A SACADA - EC
Na vila de acesso restrito havia sete casas, nenhuma poderia se enquadrar ao conceito de modesta, mas uma em especial chamava atenção, pois era a única que ostentava uma ampla varanda. Toda a fachada do imóvel fora pintada de laranja, as janelas e batentes todos na cor brancas, mas as paredes da sacada eram de um contrastante amarelo suave. Um rápido olhar proporcionava a impressão de tratar-se de um pedaço do sol encravado na lateral da vila. Visão boa de ter!
A menina que residia na vizinhança, notou que quase todas as tardes um homem de chapéu portando uma bengala, sentava-se em um banco de madeira localizado quase ao centro da sacada. Passou a observar diariamente até concluir que ele de fato era deficiente visual. Ficava sentado ali por algum tempo, “olhando” o entardecer, e isso muito a intrigava. Certo dia encontrou o homem no calçamento interno e sem qualquer timidez o abordou gentilmente.
- Oi tio!
Aquela voz suave tão pueril quanto atrevida lhe provocou imediata simpatia, trocaram alguns breves comentários sobre o calor, quando enfim ela soltou a pergunta que alimentava:
- Por que fica lá sentado toda a tarde?
- Por que gosto da minha casa e da vista que tem. Você também não acha a casa bonita?

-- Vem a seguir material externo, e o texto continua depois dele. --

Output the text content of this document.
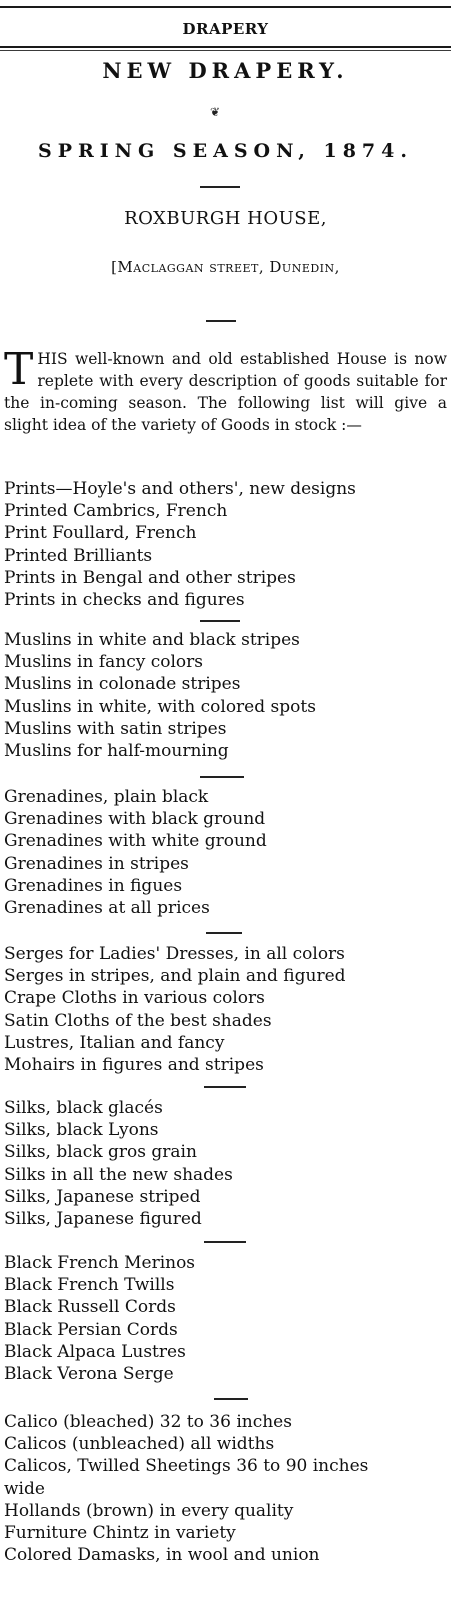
DRAPERY
NEW DRAPERY.
❦
SPRING SEASON, 1874.
ROXBURGH HOUSE,
[Maclaggan street, Dunedin,
THIS well-known and old established House is now replete with every description of goods suitable for the in-coming season. The following list will give a slight idea of the variety of Goods in stock :—
Prints—Hoyle's and others', new designs
Printed Cambrics, French
Print Foullard, French
Printed Brilliants
Prints in Bengal and other stripes
Prints in checks and figures
Muslins in white and black stripes
Muslins in fancy colors
Muslins in colonade stripes
Muslins in white, with colored spots
Muslins with satin stripes
Muslins for half-mourning
Grenadines, plain black
Grenadines with black ground
Grenadines with white ground
Grenadines in stripes
Grenadines in figues
Grenadines at all prices
Serges for Ladies' Dresses, in all colors
Serges in stripes, and plain and figured
Crape Cloths in various colors
Satin Cloths of the best shades
Lustres, Italian and fancy
Mohairs in figures and stripes
Silks, black glacés
Silks, black Lyons
Silks, black gros grain
Silks in all the new shades
Silks, Japanese striped
Silks, Japanese figured
Black French Merinos
Black French Twills
Black Russell Cords
Black Persian Cords
Black Alpaca Lustres
Black Verona Serge
Calico (bleached) 32 to 36 inches
Calicos (unbleached) all widths
Calicos, Twilled Sheetings 36 to 90 inches
wide
Hollands (brown) in every quality
Furniture Chintz in variety
Colored Damasks, in wool and union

-Acho, mas o senhor não vê! –a constatação quase que saltou de sua boquinha.
O homem sorriu e pediu à menina para que se sentassem em um banco ali próximo. Então diante do olhar interessado e curioso dela respondeu:
- Princesinha. Quando você passa seu batonzinho, arruma os cabelos e saí para a rua, você não está se vendo o tempo todo certo? - ela aquiesceu com a cabecinha, e ele pressentindo continuou – mas se sente feliz com seu visual e com o que os outros possam estar pensando ao lhe ver não é? – desta vez houve um “hum hum” – O mesmo acontece comigo. Não posso ver minha casa e suas cores, mas sinto-me aquecido pela beleza e harmonia que dela emanam. E quando no entardecer o sol incide na casa, se despedindo, gosto de sentir seu abraço lembrando sempre que sou parte de tudo que aqui está... mesmo que eu não possa ver .
- Entendi! - respondeu rapidamente levantando-se quase que a correr em direção aos brinquedos que deixara do outro lado da rua. Ele nunca soube o quanto ela de fato compreendeu, mas a partir daquele dia ao vê-lo lá sentado ficava atenta para assistir o tal abraço no homem que usava batom!